But back to the berries. We went on a berry picking hike this morning, and these hikes always attract a lot of families with little kids, which is so much fun. It is a laid back and tasty hike. I don’t even eat breakfast on the morning of berry picking hikes. It’s also a lot of fun to watch the little ones go nuts over the berries that they can just pull off bushes and stick in their mouths. They can never get enough, and I can certainly sympathize with that feeling. I snapped some pictures of cute, berry-laden kids with their families. Here they are.

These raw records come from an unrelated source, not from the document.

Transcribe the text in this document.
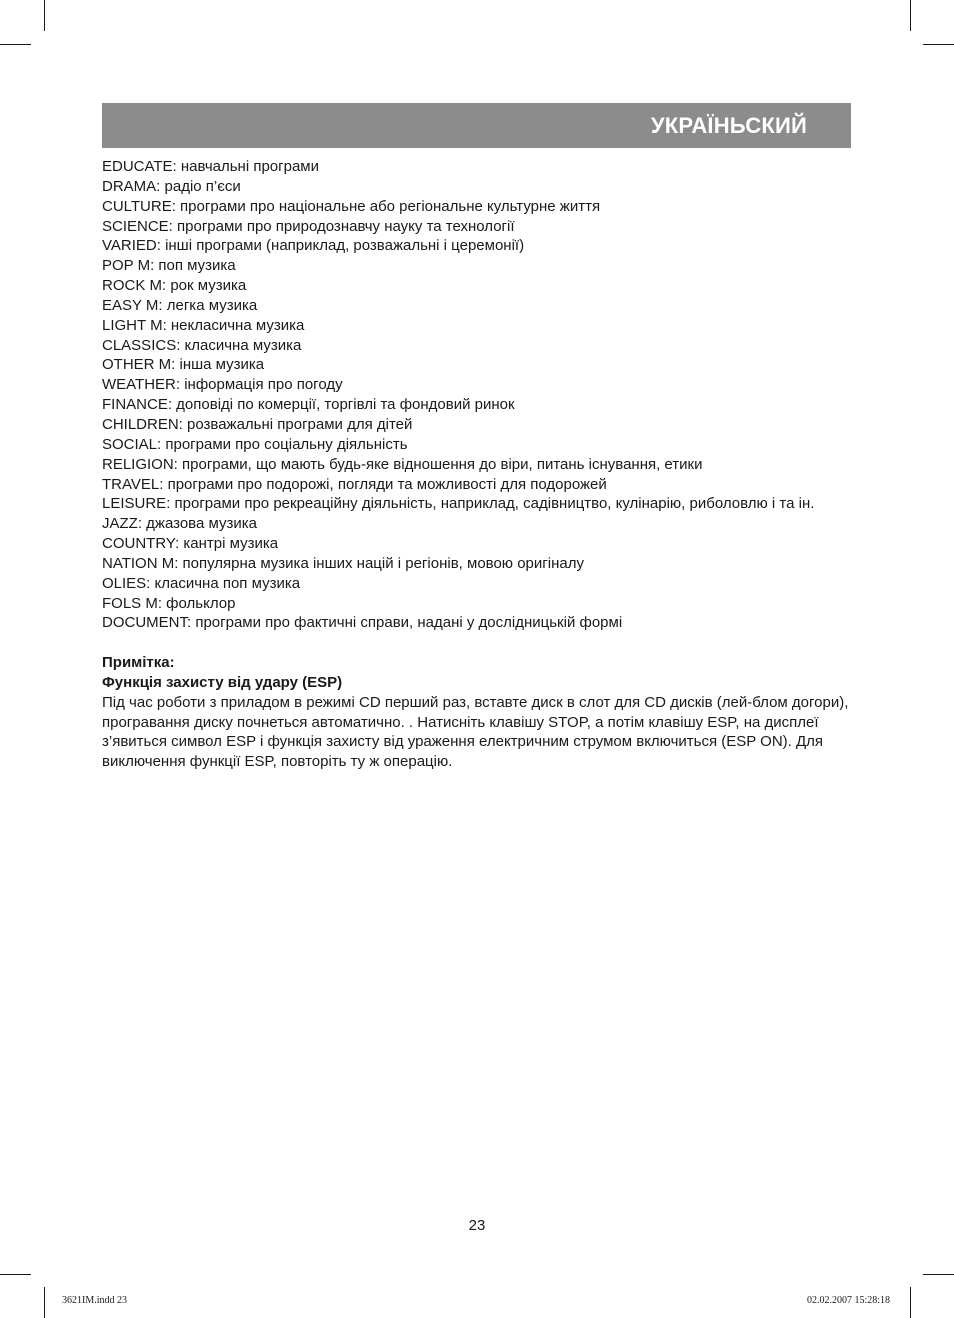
УКРАЇНЬСКИЙ

EDUCATE: навчальні програми

DRAMA: радіо п’єси

CULTURE: програми про національне або регіональне культурне життя

SCIENCE: програми про природознавчу науку та технології

VARIED: інші програми (наприклад, розважальні і церемонії)

POP M: поп музика

ROCK M: рок музика

EASY M: легка музика

LIGHT M: некласична музика

CLASSICS: класична музика

OTHER M: інша музика

WEATHER: інформація про погоду

FINANCE: доповіді по комерції, торгівлі та фондовий ринок

CHILDREN: розважальні програми для дітей

SOCIAL: програми про соціальну діяльність

RELIGION: програми, що мають будь-яке відношення до віри, питань існування, етики

TRAVEL: програми про подорожі, погляди та можливості для подорожей

LEISURE: програми про рекреаційну діяльність, наприклад, садівництво, кулінарію, риболовлю і та ін.

JAZZ: джазова музика

COUNTRY: кантрі музика

NATION M: популярна музика інших націй і регіонів, мовою оригіналу

OLIES: класична поп музика

FOLS M: фольклор

DOCUMENT: програми про фактичні справи, надані у дослідницькій формі

Примітка:

Функція захисту від удару (ESP)

Під час роботи з приладом в режимі CD перший раз, вставте диск в слот для CD дисків (лей-блом догори), програвання диску почнеться автоматично. . Натисніть клавішу STOP, а потім клавішу ESP, на дисплеї з’явиться символ ESP і функція захисту від ураження електричним струмом включиться (ESP ON). Для виключення функції ESP, повторіть ту ж операцію.

23
3621IM.indd 23	02.02.2007 15:28:18
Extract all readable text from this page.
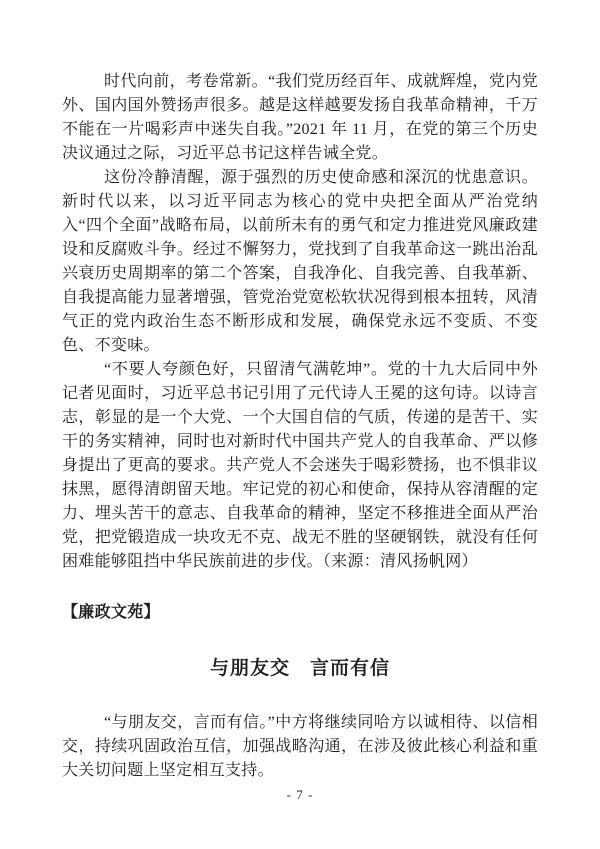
时代向前，考卷常新。“我们党历经百年、成就辉煌，党内党外、国内国外赞扬声很多。越是这样越要发扬自我革命精神，千万不能在一片喝彩声中迷失自我。”2021 年 11 月，在党的第三个历史决议通过之际，习近平总书记这样告诫全党。

这份冷静清醒，源于强烈的历史使命感和深沉的忧患意识。新时代以来，以习近平同志为核心的党中央把全面从严治党纳入“四个全面”战略布局，以前所未有的勇气和定力推进党风廉政建设和反腐败斗争。经过不懈努力，党找到了自我革命这一跳出治乱兴衰历史周期率的第二个答案，自我净化、自我完善、自我革新、自我提高能力显著增强，管党治党宽松软状况得到根本扭转，风清气正的党内政治生态不断形成和发展，确保党永远不变质、不变色、不变味。

“不要人夸颜色好，只留清气满乾坤”。党的十九大后同中外记者见面时，习近平总书记引用了元代诗人王冕的这句诗。以诗言志，彰显的是一个大党、一个大国自信的气质，传递的是苦干、实干的务实精神，同时也对新时代中国共产党人的自我革命、严以修身提出了更高的要求。共产党人不会迷失于喝彩赞扬，也不惧非议抹黑，愿得清朗留天地。牢记党的初心和使命，保持从容清醒的定力、埋头苦干的意志、自我革命的精神，坚定不移推进全面从严治党，把党锻造成一块攻无不克、战无不胜的坚硬钢铁，就没有任何困难能够阻挡中华民族前进的步伐。（来源：清风扬帆网）

【廉政文苑】

与朋友交　言而有信

“与朋友交，言而有信。”中方将继续同哈方以诚相待、以信相交，持续巩固政治互信，加强战略沟通，在涉及彼此核心利益和重大关切问题上坚定相互支持。

- 7 -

There is a chipmunk that is hanging around who comes into the nature center all the time. He’s one of many that lives around the birdfeeders that we have, but this one is different. We named him Crunchy. Unfortunately I don’t have a picture of him. He’s and eastern chipmunk, and he hangs out inside all the time. It’s gotten to the point where I can tell him apart from the other chipmunks. He likes to come in and run straight for the sunflower seed bin, where he fills his cheeks and runs back outside. I’ve been wondering lately, though, if he doesn’t have either a nest or a food store here inside. He gets locked in all the time. Occasionally you’ll catch one of the three of us naturalists talking to him like he can understand us or imitating territorial chipmunk calls to try to get him to go outside. It works maybe fifty percent of the time. It’s well known that we have mice, chipmunks, and probably voles living in the garage part of the nature center because of the fact that we store all the feed for the birds and deer in here. None of us has the heart to set up traps or allow the “black boxes of doom” to be set up outside our door. Anyways I think that it’s inevitable to have them up here with all that feed around, and the feed has to go somewhere. Just a few weeks ago we lifted the cover off the sandbox to make sand candles and found a huge store of shelled sunflower seeds and some nesting material in a little dug out hole. It was adorable. I felt bad having to get rid of it all, because the little guy had at least twice his weight in food stored under there. I’m not sure if it was crunchy or not, but it probably was. Now we have sunflower seedlings popping up every time we take the cover off. John found another nest when he moved the seed over to make room for our new piano. The amount of food in that nest had to be cleaned up with a shovel. They are busy little rodents, pointing out that autumn is coming.
For those of you who are interested, there is a meteor shower happening in the next few days. The persieds with be peaking this Monday night at three a.m. and there will be no or very little moon, so it should be a good show.
Thanks to everyone at Gunflint and all the guests who came up for such an amazing summer. I hope to see you all next year.
PHOTOS (from top to bottom): Caleb with some berries, picking a flower; Caleb with his parents and his little brother on his back, all picking berries; Sabrina with her collection of berries,
Sarah with her mom; and Sarah drinking berries from the cup. Sarah's mom tried to save some of the berries for later, but Sarah discovered all of them and they were soon all gone.